At the Charing Cross Symposium (15–18 April 2019, London, UK), Ian Chetter (Hull, UK) presented on the pathway from assessment to treatment for patients with surgical wounds healing by second intention (SWHSI), discussing the impact this may have on such factors as quality of life. In this article on the work conducted by SWHSI and SWHSI-2 researchers, Chetter and Catherine Arundel (York, UK) explore the range of treatments available, comparing their efficacy and popularity with patients.

Over 10 million surgical operations occur within the NHS each year,¹ with associated surgical incisions usually closed with sutures or staples.
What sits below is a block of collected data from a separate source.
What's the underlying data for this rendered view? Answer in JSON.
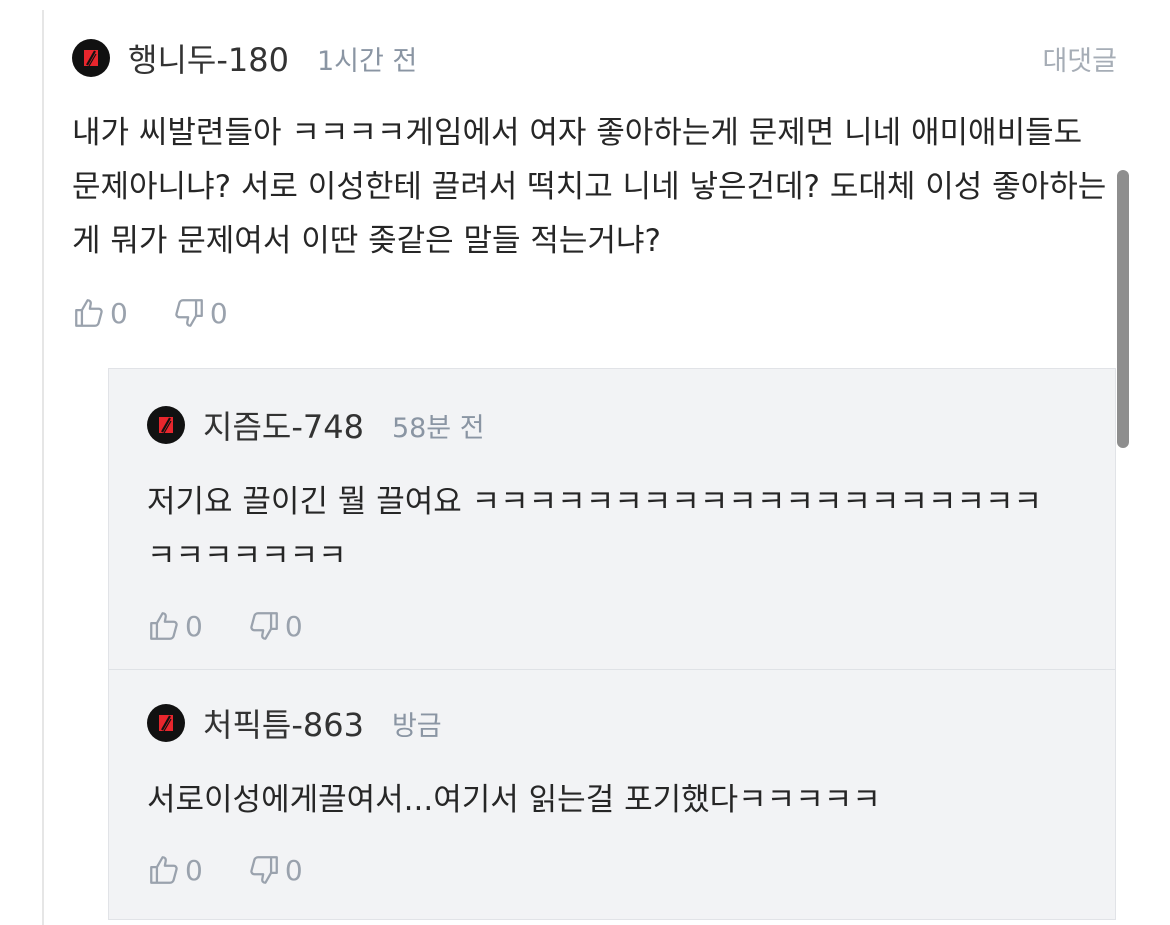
{
  "colors": {
    "avatar_bg": "#111111",
    "avatar_mark": "#e8262d",
    "meta_gray": "#8a95a3",
    "reply_bg": "#f2f3f5"
  },
  "comment": {
    "username": "행니두-180",
    "time": "1시간 전",
    "reply_label": "대댓글",
    "body": "내가 씨발련들아 ㅋㅋㅋㅋ게임에서 여자 좋아하는게 문제면 니네 애미애비들도 문제아니냐? 서로 이성한테 끌려서 떡치고 니네 낳은건데? 도대체 이성 좋아하는게 뭐가 문제여서 이딴 좆같은 말들 적는거냐?",
    "likes": "0",
    "dislikes": "0",
    "avatar_icon": "red-slash-logo-icon"
  },
  "replies": [
    {
      "username": "지즘도-748",
      "time": "58분 전",
      "body": "저기요 끌이긴 뭘 끌여요 ㅋㅋㅋㅋㅋㅋㅋㅋㅋㅋㅋㅋㅋㅋㅋㅋㅋㅋㅋㅋㅋㅋㅋㅋㅋㅋㅋ",
      "likes": "0",
      "dislikes": "0"
    },
    {
      "username": "처픽틈-863",
      "time": "방금",
      "body": "서로이성에게끌여서...여기서 읽는걸 포기했다ㅋㅋㅋㅋㅋ",
      "likes": "0",
      "dislikes": "0"
    }
  ],
  "icons": {
    "like": "thumbs-up-icon",
    "dislike": "thumbs-down-icon"
  }
}
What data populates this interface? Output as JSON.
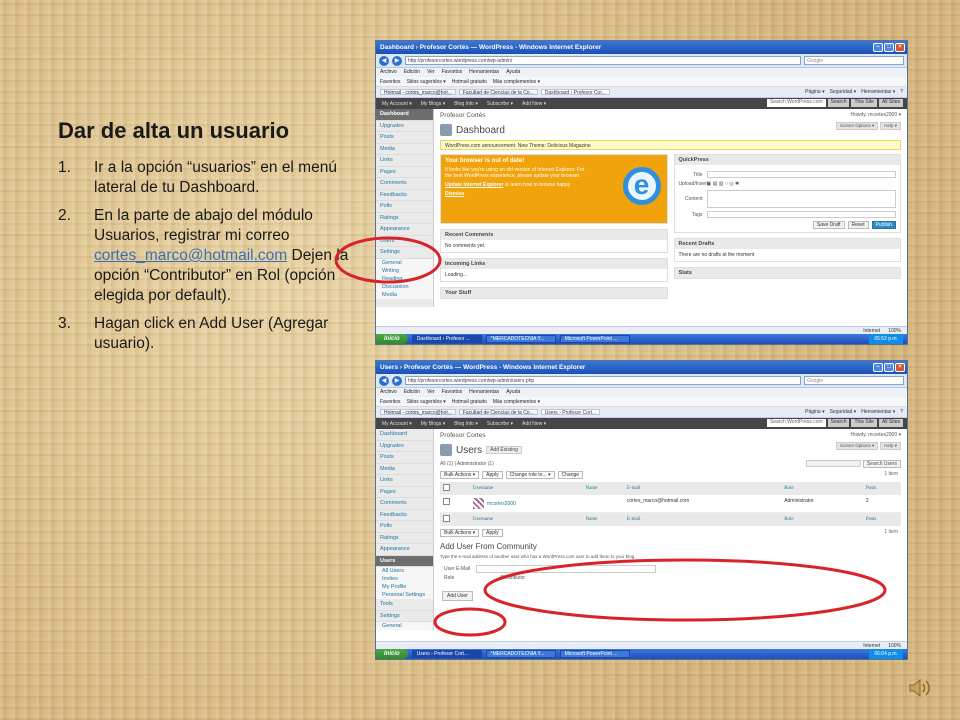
{
  "slide": {
    "title": "Dar de alta un usuario",
    "steps": [
      {
        "num": "1.",
        "text": "Ir a la opción “usuarios” en el menú lateral de tu Dashboard."
      },
      {
        "num": "2.",
        "text_before": "En la parte de abajo del módulo Usuarios, registrar mi correo ",
        "email": "cortes_marco@hotmail.com",
        "text_after": " Dejen la opción “Contributor” en Rol (opción elegida por default)."
      },
      {
        "num": "3.",
        "text": "Hagan click en Add User (Agregar usuario)."
      }
    ]
  },
  "colors": {
    "annotation": "#d8232a",
    "wp_admin_bar": "#464646",
    "ie_titlebar": "#1b4fb4",
    "ie_notice": "#f0a30a"
  },
  "shot1": {
    "window_title": "Dashboard › Profesor Cortés — WordPress - Windows Internet Explorer",
    "url": "http://profesorcortes.wordpress.com/wp-admin/",
    "search_placeholder": "Google",
    "menu": [
      "Archivo",
      "Edición",
      "Ver",
      "Favoritos",
      "Herramientas",
      "Ayuda"
    ],
    "favorites": [
      "Favoritos",
      "Sitios sugeridos ▾",
      "Hotmail gratuito",
      "Más complementos ▾"
    ],
    "tabs": [
      "Hotmail - cortes_marco@hot...",
      "Facultad de Ciencias de la Co...",
      "Dashboard › Profesor Cor..."
    ],
    "tab_tools": [
      "Página ▾",
      "Seguridad ▾",
      "Herramientas ▾",
      "?"
    ],
    "wp_bar": [
      "My Account ▾",
      "My Blogs ▾",
      "Blog Info ▾",
      "Subscribe ▾",
      "Add New ▾"
    ],
    "wp_search": {
      "placeholder": "Search WordPress.com",
      "button1": "Search",
      "button2": "This Site",
      "button3": "All Sites"
    },
    "sidebar": [
      "Dashboard",
      "Upgrades",
      "Posts",
      "Media",
      "Links",
      "Pages",
      "Comments",
      "Feedbacks",
      "Polls",
      "Ratings",
      "Appearance",
      "Users",
      "Settings",
      "General",
      "Writing",
      "Reading",
      "Discussion",
      "Media"
    ],
    "blog_name": "Profesor Cortés",
    "howdy": "Howdy, mcortes2000 ▾",
    "page_title": "Dashboard",
    "screen_options": "Screen Options ▾",
    "help": "Help ▾",
    "notice": "WordPress.com announcement: New Theme: Delicious Magazine",
    "ie_box": {
      "title": "Your browser is out of date!",
      "text": "It looks like you're using an old version of Internet Explorer. For the best WordPress experience, please update your browser.",
      "link": "Update Internet Explorer",
      "link_after": " or learn how to browse happy",
      "dismiss": "Dismiss"
    },
    "recent_comments": {
      "title": "Recent Comments",
      "body": "No comments yet."
    },
    "incoming_links": {
      "title": "Incoming Links",
      "body": "Loading..."
    },
    "your_stuff": {
      "title": "Your Stuff"
    },
    "quickpress": {
      "title": "QuickPress",
      "title_label": "Title",
      "upload_label": "Upload/Insert",
      "content_label": "Content",
      "tags_label": "Tags",
      "save_draft": "Save Draft",
      "reset": "Reset",
      "publish": "Publish"
    },
    "recent_drafts": {
      "title": "Recent Drafts",
      "body": "There are no drafts at the moment"
    },
    "stats": {
      "title": "Stats"
    },
    "status": {
      "internet": "Internet",
      "zoom": "100%"
    },
    "taskbar": {
      "start": "Inicio",
      "tasks": [
        "Dashboard › Profesor ...",
        "*MERCADOTECNIA Y...",
        "Microsoft PowerPoint ..."
      ],
      "clock": "05:52 p.m."
    }
  },
  "shot2": {
    "window_title": "Users › Profesor Cortés — WordPress - Windows Internet Explorer",
    "url": "http://profesorcortes.wordpress.com/wp-admin/users.php",
    "search_placeholder": "Google",
    "menu": [
      "Archivo",
      "Edición",
      "Ver",
      "Favoritos",
      "Herramientas",
      "Ayuda"
    ],
    "favorites": [
      "Favoritos",
      "Sitios sugeridos ▾",
      "Hotmail gratuito",
      "Más complementos ▾"
    ],
    "tabs": [
      "Hotmail - cortes_marco@hot...",
      "Facultad de Ciencias de la Co...",
      "Users › Profesor Cort..."
    ],
    "tab_tools": [
      "Página ▾",
      "Seguridad ▾",
      "Herramientas ▾",
      "?"
    ],
    "wp_bar": [
      "My Account ▾",
      "My Blogs ▾",
      "Blog Info ▾",
      "Subscribe ▾",
      "Add New ▾"
    ],
    "wp_search": {
      "placeholder": "Search WordPress.com",
      "button1": "Search",
      "button2": "This Site",
      "button3": "All Sites"
    },
    "sidebar": [
      "Dashboard",
      "Upgrades",
      "Posts",
      "Media",
      "Links",
      "Pages",
      "Comments",
      "Feedbacks",
      "Polls",
      "Ratings",
      "Appearance",
      "Users",
      "All Users",
      "Invites",
      "My Profile",
      "Personal Settings",
      "Tools",
      "Settings",
      "General"
    ],
    "blog_name": "Profesor Cortes",
    "howdy": "Howdy, mcortes2000 ▾",
    "page_title": "Users",
    "add_existing": "Add Existing",
    "screen_options": "Screen Options ▾",
    "help": "Help ▾",
    "filter_all": "All (1) | Administrator (1)",
    "search_users": "Search Users",
    "bulk_actions": "Bulk Actions ▾",
    "apply": "Apply",
    "change_role": "Change role to... ▾",
    "change": "Change",
    "item_count": "1 item",
    "columns": [
      "Username",
      "Name",
      "E-mail",
      "Role",
      "Posts"
    ],
    "rows": [
      {
        "username": "mcortes2000",
        "name": "",
        "email": "cortes_marco@hotmail.com",
        "role": "Administrator",
        "posts": "2"
      }
    ],
    "add_heading": "Add User From Community",
    "add_text": "Type the e-mail address of another user who has a WordPress.com user to add them to your blog.",
    "email_label": "User E-Mail",
    "role_label": "Role",
    "role_value": "Contributor",
    "add_user": "Add User",
    "status": {
      "internet": "Internet",
      "zoom": "100%"
    },
    "taskbar": {
      "start": "Inicio",
      "tasks": [
        "Users › Profesor Cort...",
        "*MERCADOTECNIA Y...",
        "Microsoft PowerPoint ..."
      ],
      "clock": "06:04 p.m."
    }
  }
}
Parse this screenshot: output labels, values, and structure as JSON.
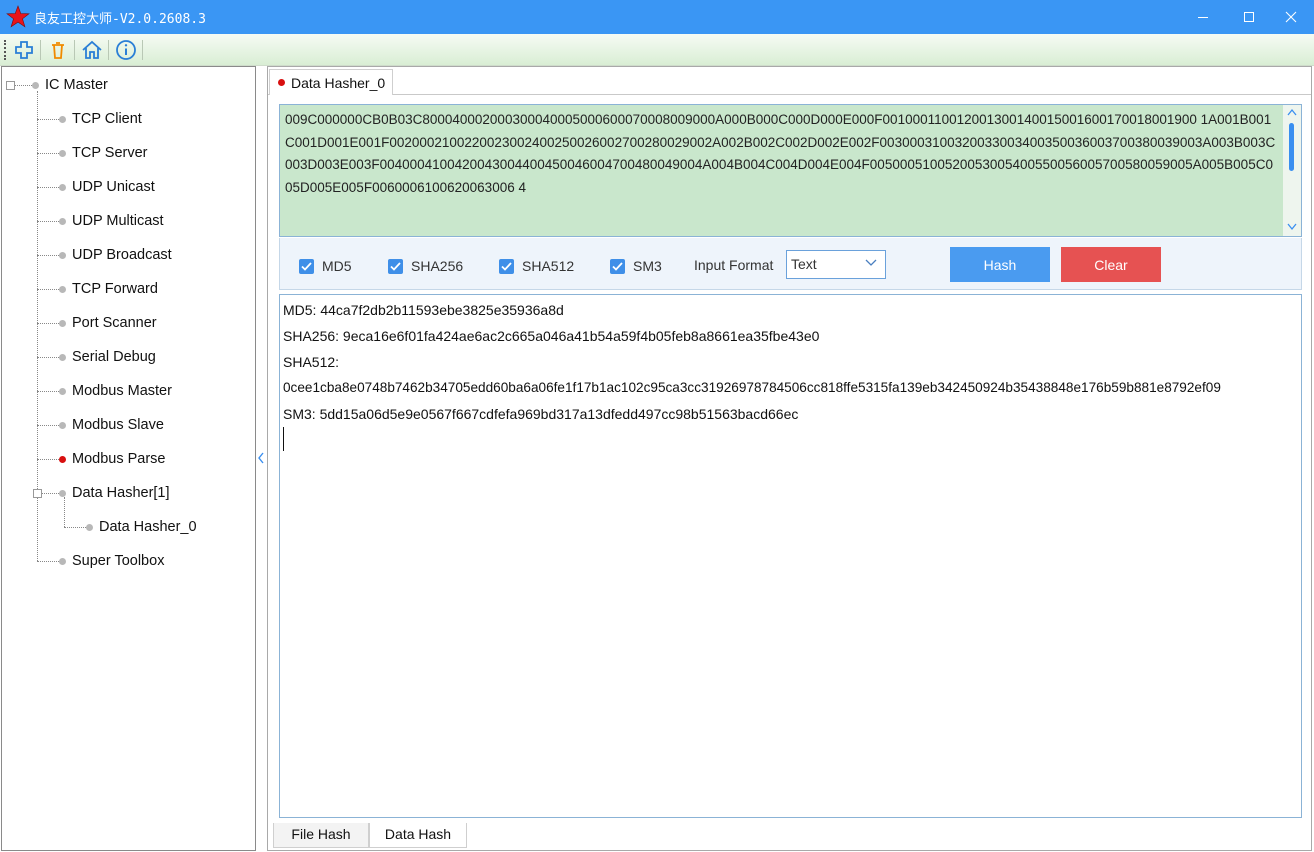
{
  "window": {
    "title": "良友工控大师-V2.0.2608.3",
    "logo_icon": "red-star-icon",
    "controls": [
      "minimize-icon",
      "maximize-icon",
      "close-icon"
    ]
  },
  "toolbar": {
    "buttons": [
      "add-icon",
      "delete-icon",
      "home-icon",
      "info-icon"
    ]
  },
  "tree": {
    "root": "IC Master",
    "items": [
      {
        "label": "TCP Client"
      },
      {
        "label": "TCP Server"
      },
      {
        "label": "UDP Unicast"
      },
      {
        "label": "UDP Multicast"
      },
      {
        "label": "UDP Broadcast"
      },
      {
        "label": "TCP Forward"
      },
      {
        "label": "Port Scanner"
      },
      {
        "label": "Serial Debug"
      },
      {
        "label": "Modbus Master"
      },
      {
        "label": "Modbus Slave"
      },
      {
        "label": "Modbus Parse"
      },
      {
        "label": "Data Hasher[1]"
      },
      {
        "label": "Data Hasher_0"
      },
      {
        "label": "Super Toolbox"
      }
    ]
  },
  "main": {
    "tab_label": "Data Hasher_0",
    "input_text": "009C000000CB0B03C800040002000300040005000600070008009000A000B000C000D000E000F001000110012001300140015001600170018001900 1A001B001C001D001E001F0020002100220023002400250026002700280029002A002B002C002D002E002F0030003100320033003400350036003700380039003A003B003C003D003E003F0040004100420043004400450046004700480049004A004B004C004D004E004F0050005100520053005400550056005700580059005A005B005C005D005E005F0060006100620063006 4",
    "options": {
      "md5": "MD5",
      "sha256": "SHA256",
      "sha512": "SHA512",
      "sm3": "SM3",
      "input_format_label": "Input Format",
      "input_format_value": "Text",
      "hash_button": "Hash",
      "clear_button": "Clear"
    },
    "output_lines": [
      "MD5: 44ca7f2db2b11593ebe3825e35936a8d",
      "SHA256: 9eca16e6f01fa424ae6ac2c665a046a41b54a59f4b05feb8a8661ea35fbe43e0",
      "SHA512:",
      "0cee1cba8e0748b7462b34705edd60ba6a06fe1f17b1ac102c95ca3cc31926978784506cc818ffe5315fa139eb342450924b35438848e176b59b881e8792ef09",
      "SM3: 5dd15a06d5e9e0567f667cdfefa969bd317a13dfedd497cc98b51563bacd66ec"
    ],
    "bottom_tabs": [
      "File Hash",
      "Data Hash"
    ]
  }
}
However, it may not always be possible to close the wound and, even if it is, the wound might dehisce following closure. In such situations, the wound may be left open to heal by secondary intention – from the bottom up through formation of granulation tissue.

SWHSI may require frequent dressing changes, with a range of options available from simple, non-adherent dressings to more expensive, complex treatments such as negative pressure wound therapy (NPWT). The management of these wounds can also be challenging given their prolonged healing trajectory and the potential need for extended hospitalisation or additional treatments.²

Despite the complexity of these wounds, and the extensive treatments required, there is a limited evidence base relating to patient and wound characteristics, healing rates and the effectiveness of treatments for SWHSI³. A recently completed NIHR-funded Programme Grant for Applied Research (reference: RP-PG-0609-10171) has resulted in a better understanding of the management of SWHSI through a range of research methods, including a cross-sectional survey, cohort study, econometric modelling, and a pilot, feasibility trial.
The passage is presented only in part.